Ian Hamilton Finlay
Originally, this show was to have consisted entirely of new work by Ian Hamilton Finlay. But because of the artist’s many current commitments, particularly in Europe, the plans had to be modified and it became an exhibition of 22 works dating from 1966 to 1986. The effect was to stress the relevance of Finlay’s roots in the poetry of the ’60s to his present artistic activities. Curator Yves Abrioux, in his catalogue essay, remarks that Finlay’s works are “simultaneously authoritative and speculative,” echoing an often quoted statement of the artist on his efforts at concrete poetry: Finlay wrote in 1963 that he felt the theory of such poetry to be “a very essential part of our life and art; and yet I also feel that it is a construction, very haphazard, uncertain, and by no means as yet to be taken as definitive.”
The earliest works in the show—prints of the concrete poems Acrobats, Star/Steer, and Sea Poppy I, all 1966—demonstrate Finlay’s efforts at the time to find a new “syntax and movement” for his language. In Sea Poppy I, for example, a red rosette made up of the serial numbers of Scottish fishing vessels is printed on a deep blue ground. Both title and image show his abiding preoccupation with the notions of difference and metaphoric equivalence—here in the relationship between sea and land, or between sea and his Lanarkshire garden, the source and site of much of Finlay’s work, and a place he never leaves. Structures of difference and equivalence can also be perceived here in terms of language and writing, the letters and numbers within the rosette functioning as visual forms and, in their identification of the ocean-going boats, as codes. The line between language and nonlanguage is both drawn and crossed. Fern and Coastal Boy, both 1977, extend this set of relationships. Here the vessels’ names are three-dimensional, made of wooden letters fixed to a plank and arranged on the gallery floor. Coastal Boy is painted sky blue and Fern is green with an earth-brown base, drawing further metaphors from Finlay’s garden and from the ocean and identifying these with the architecture of the gallery.
The most recent works in the show—Arrosoir, 1984, Wildflower Vase, 1985, and Brount (Hommage à Greuze), 1986—refer to the French Revolution. Arrosoir, as its name suggests, is a watering can, in red, white, and blue ceramic inscribed with the dates of Saint-Just’s birth and death.
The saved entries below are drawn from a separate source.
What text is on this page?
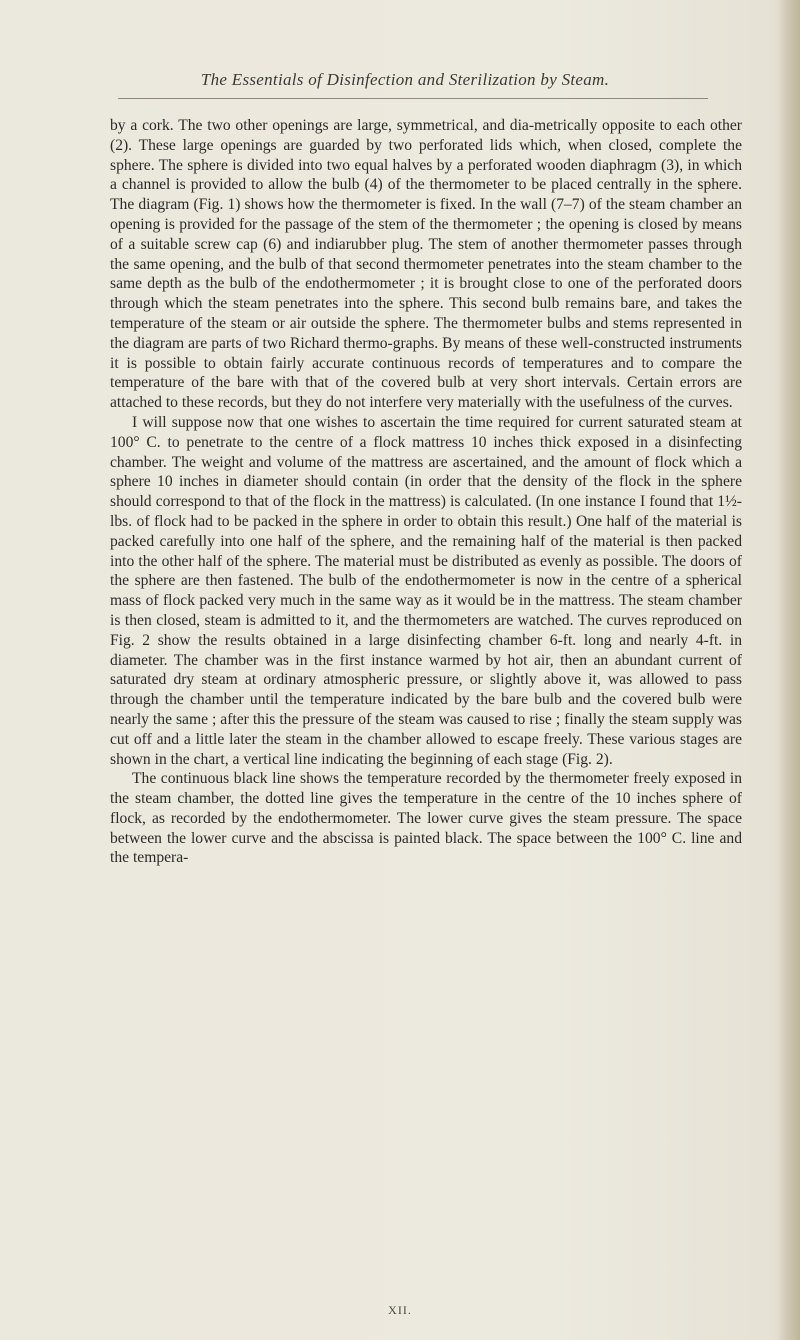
The Essentials of Disinfection and Sterilization by Steam.

by a cork. The two other openings are large, symmetrical, and dia-metrically opposite to each other (2). These large openings are guarded by two perforated lids which, when closed, complete the sphere. The sphere is divided into two equal halves by a perforated wooden diaphragm (3), in which a channel is provided to allow the bulb (4) of the thermometer to be placed centrally in the sphere. The diagram (Fig. 1) shows how the thermometer is fixed. In the wall (7–7) of the steam chamber an opening is provided for the passage of the stem of the thermometer ; the opening is closed by means of a suitable screw cap (6) and indiarubber plug. The stem of another thermometer passes through the same opening, and the bulb of that second thermometer penetrates into the steam chamber to the same depth as the bulb of the endothermometer ; it is brought close to one of the perforated doors through which the steam penetrates into the sphere. This second bulb remains bare, and takes the temperature of the steam or air outside the sphere. The thermometer bulbs and stems represented in the diagram are parts of two Richard thermo-graphs. By means of these well-constructed instruments it is possible to obtain fairly accurate continuous records of temperatures and to compare the temperature of the bare with that of the covered bulb at very short intervals. Certain errors are attached to these records, but they do not interfere very materially with the usefulness of the curves.

I will suppose now that one wishes to ascertain the time required for current saturated steam at 100° C. to penetrate to the centre of a flock mattress 10 inches thick exposed in a disinfecting chamber. The weight and volume of the mattress are ascertained, and the amount of flock which a sphere 10 inches in diameter should contain (in order that the density of the flock in the sphere should correspond to that of the flock in the mattress) is calculated. (In one instance I found that 1½-lbs. of flock had to be packed in the sphere in order to obtain this result.) One half of the material is packed carefully into one half of the sphere, and the remaining half of the material is then packed into the other half of the sphere. The material must be distributed as evenly as possible. The doors of the sphere are then fastened. The bulb of the endothermometer is now in the centre of a spherical mass of flock packed very much in the same way as it would be in the mattress. The steam chamber is then closed, steam is admitted to it, and the thermometers are watched. The curves reproduced on Fig. 2 show the results obtained in a large disinfecting chamber 6-ft. long and nearly 4-ft. in diameter. The chamber was in the first instance warmed by hot air, then an abundant current of saturated dry steam at ordinary atmospheric pressure, or slightly above it, was allowed to pass through the chamber until the temperature indicated by the bare bulb and the covered bulb were nearly the same ; after this the pressure of the steam was caused to rise ; finally the steam supply was cut off and a little later the steam in the chamber allowed to escape freely. These various stages are shown in the chart, a vertical line indicating the beginning of each stage (Fig. 2).

The continuous black line shows the temperature recorded by the thermometer freely exposed in the steam chamber, the dotted line gives the temperature in the centre of the 10 inches sphere of flock, as recorded by the endothermometer. The lower curve gives the steam pressure. The space between the lower curve and the abscissa is painted black. The space between the 100° C. line and the tempera-

XII.
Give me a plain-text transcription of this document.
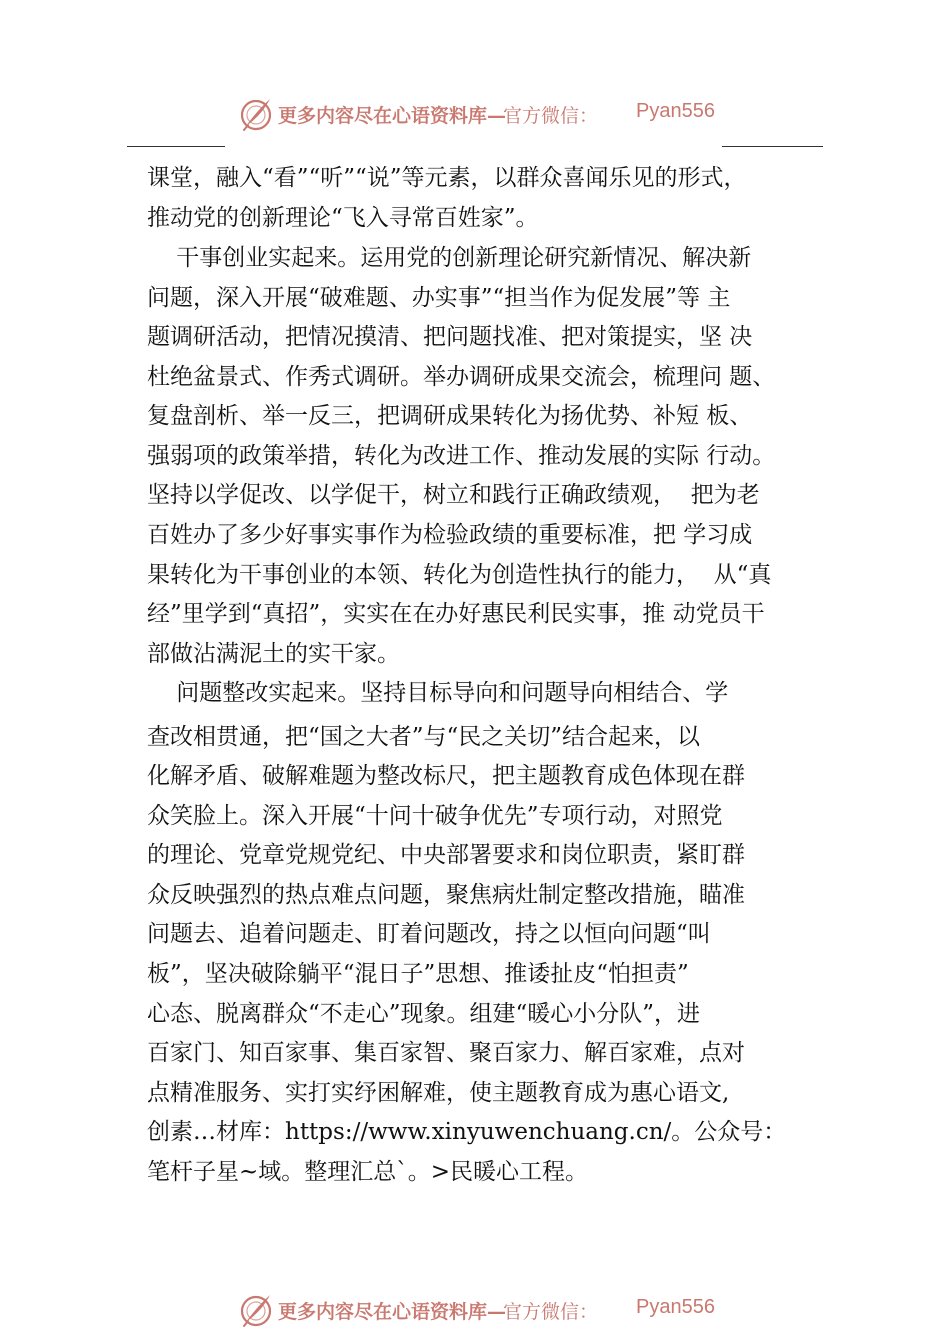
更多内容尽在心语资料库—
官方微信： Pyan556
课堂，融入“看”“听”“说”等元素，以群众喜闻乐见的形式，
推动党的创新理论“飞入寻常百姓家”。
干事创业实起来。运用党的创新理论研究新情况、解决新
问题，深入开展“破难题、办实事”“担当作为促发展”等 主
题调研活动，把情况摸清、把问题找准、把对策提实，坚 决
杜绝盆景式、作秀式调研。举办调研成果交流会，梳理问 题、
复盘剖析、举一反三，把调研成果转化为扬优势、补短 板、
强弱项的政策举措，转化为改进工作、推动发展的实际 行动。
坚持以学促改、以学促干，树立和践行正确政绩观，  把为老
百姓办了多少好事实事作为检验政绩的重要标准，把 学习成
果转化为干事创业的本领、转化为创造性执行的能力，  从“真
经”里学到“真招”，实实在在办好惠民利民实事，推 动党员干
部做沾满泥土的实干家。
问题整改实起来。坚持目标导向和问题导向相结合、学
查改相贯通，把“国之大者”与“民之关切”结合起来，以
化解矛盾、破解难题为整改标尺，把主题教育成色体现在群
众笑脸上。深入开展“十问十破争优先”专项行动，对照党
的理论、党章党规党纪、中央部署要求和岗位职责，紧盯群
众反映强烈的热点难点问题，聚焦病灶制定整改措施，瞄准
问题去、追着问题走、盯着问题改，持之以恒向问题“叫
板”，坚决破除躺平“混日子”思想、推诿扯皮“怕担责”
心态、脱离群众“不走心”现象。组建“暖心小分队”，进
百家门、知百家事、集百家智、聚百家力、解百家难，点对
点精准服务、实打实纾困解难，使主题教育成为惠心语文,
创素…材库：https://www.xinyuwenchuang.cn/。公众号：
笔杆子星~域。整理汇总`。>民暖心工程。
更多内容尽在心语资料库—
官方微信： Pyan556
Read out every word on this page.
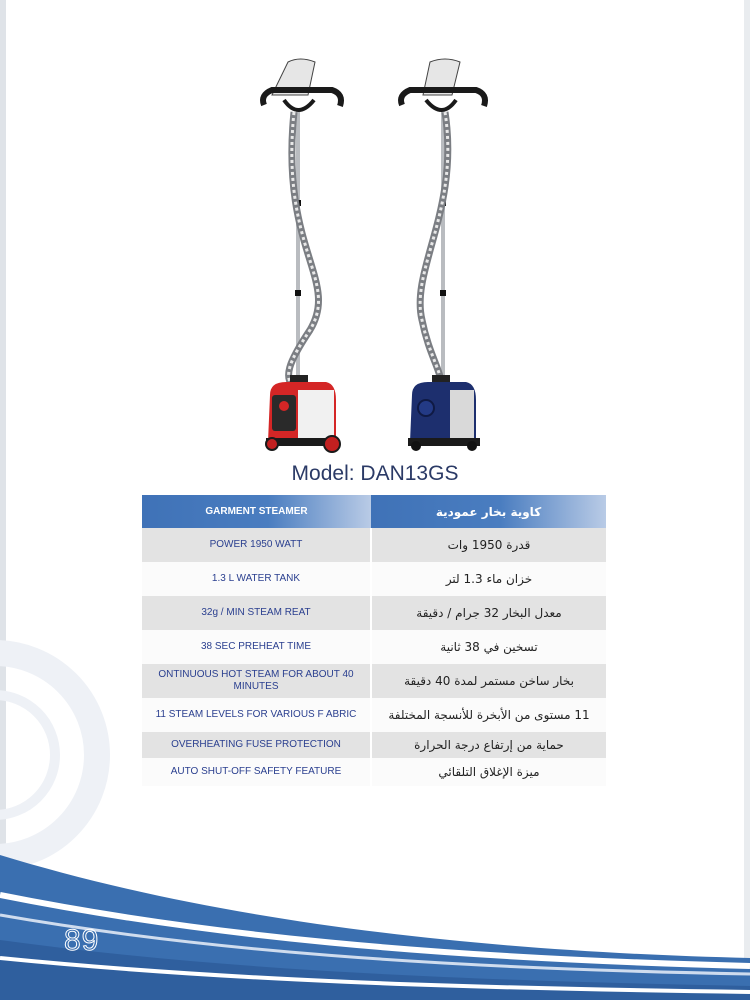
Model: DAN13GS
GARMENT STEAMER	كاوية بخار عمودية
POWER 1950 WATT	قدرة 1950 وات
1.3 L WATER TANK	خزان ماء 1.3 لتر
32g / MIN STEAM REAT	معدل البخار 32 جرام / دقيقة
38 SEC PREHEAT TIME	تسخين في 38 ثانية
ONTINUOUS HOT STEAM FOR ABOUT 40 MINUTES	بخار ساخن مستمر لمدة 40 دقيقة
11 STEAM LEVELS FOR VARIOUS F ABRIC	11 مستوى من الأبخرة للأنسجة المختلفة
OVERHEATING FUSE PROTECTION	حماية من إرتفاع درجة الحرارة
AUTO SHUT-OFF SAFETY FEATURE	ميزة الإغلاق التلقائي
89
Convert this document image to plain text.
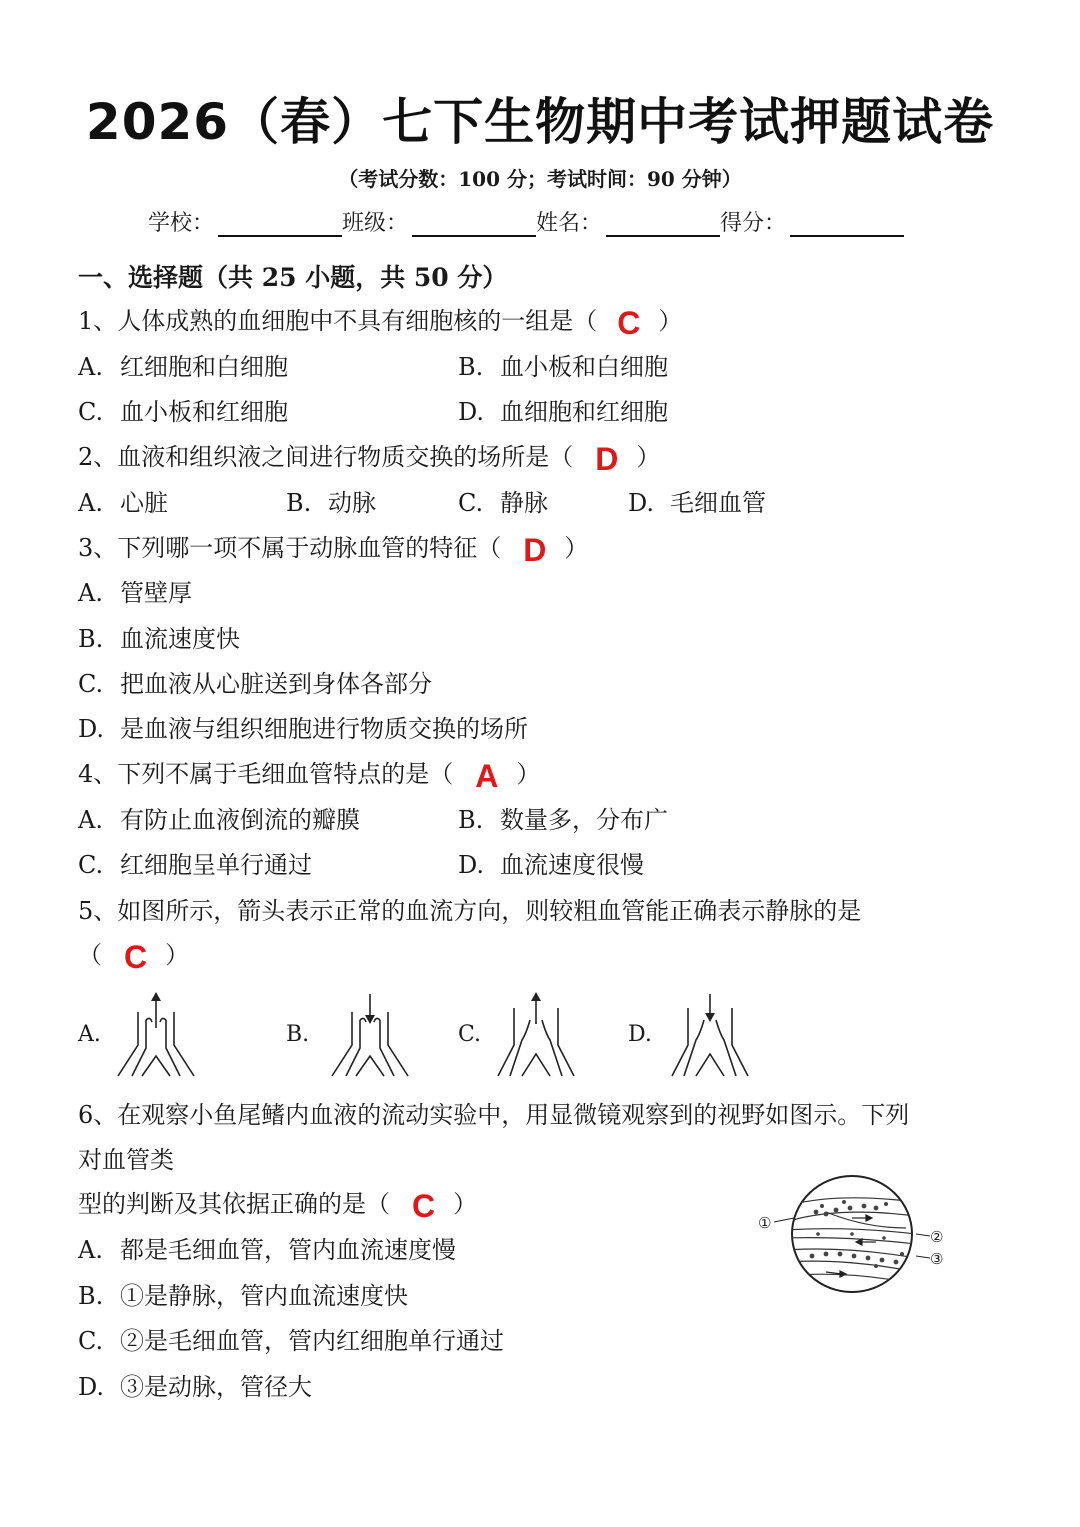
2026（春）七下生物期中考试押题试卷
（考试分数：100 分；考试时间：90 分钟）
学校：	班级：	姓名：	得分：
一、选择题（共 25 小题，共 50 分）
1、人体成熟的血细胞中不具有细胞核的一组是（ C ）
A. 红细胞和白细胞	B. 血小板和白细胞
C. 血小板和红细胞	D. 血细胞和红细胞
2、血液和组织液之间进行物质交换的场所是（ D ）
A. 心脏	B. 动脉	C. 静脉	D. 毛细血管
3、下列哪一项不属于动脉血管的特征（ D ）
A. 管壁厚
B. 血流速度快
C. 把血液从心脏送到身体各部分
D. 是血液与组织细胞进行物质交换的场所
4、下列不属于毛细血管特点的是（ A ）
A. 有防止血液倒流的瓣膜	B. 数量多，分布广
C. 红细胞呈单行通过	D. 血流速度很慢
5、如图所示，箭头表示正常的血流方向，则较粗血管能正确表示静脉的是
（ C ）
A.	B.	C.	D.
6、在观察小鱼尾鳍内血液的流动实验中，用显微镜观察到的视野如图示。下列
对血管类
型的判断及其依据正确的是（ C ）
A. 都是毛细血管，管内血流速度慢
B. ①是静脉，管内血流速度快
C. ②是毛细血管，管内红细胞单行通过
D. ③是动脉，管径大
①
②
③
Wildflower Vase is a fluted classical column, its pedestal bearing the legend “Wildflower: a mean term between revolution and virtue.” Finlay uses revolution as both a cultural and a natural term. On the one hand it suggests an antagonistic change of circumstance, and on the other a planetary movement, guaranteeing the succession of climatic conditions that ensure natural renewal.
Ehrentempel (Temple of honor, 1980), is a marble work in four parts that fit together to form a model of the former Nazi monument in Nuremberg. Around its architrave is carved the text of Finlay’s “First Suprematist Standing Poem” (1968): “How Blue? How Sad? How Small? How White? How Far? Flow Blue! How Far! How Sad! How Small! How White!” Again his stance is forthright and questioning. Although, like many of his contemporaries, Finlay deals with the provisional nature of historical knowledge, his art is uncontaminated by post-Modern anomie.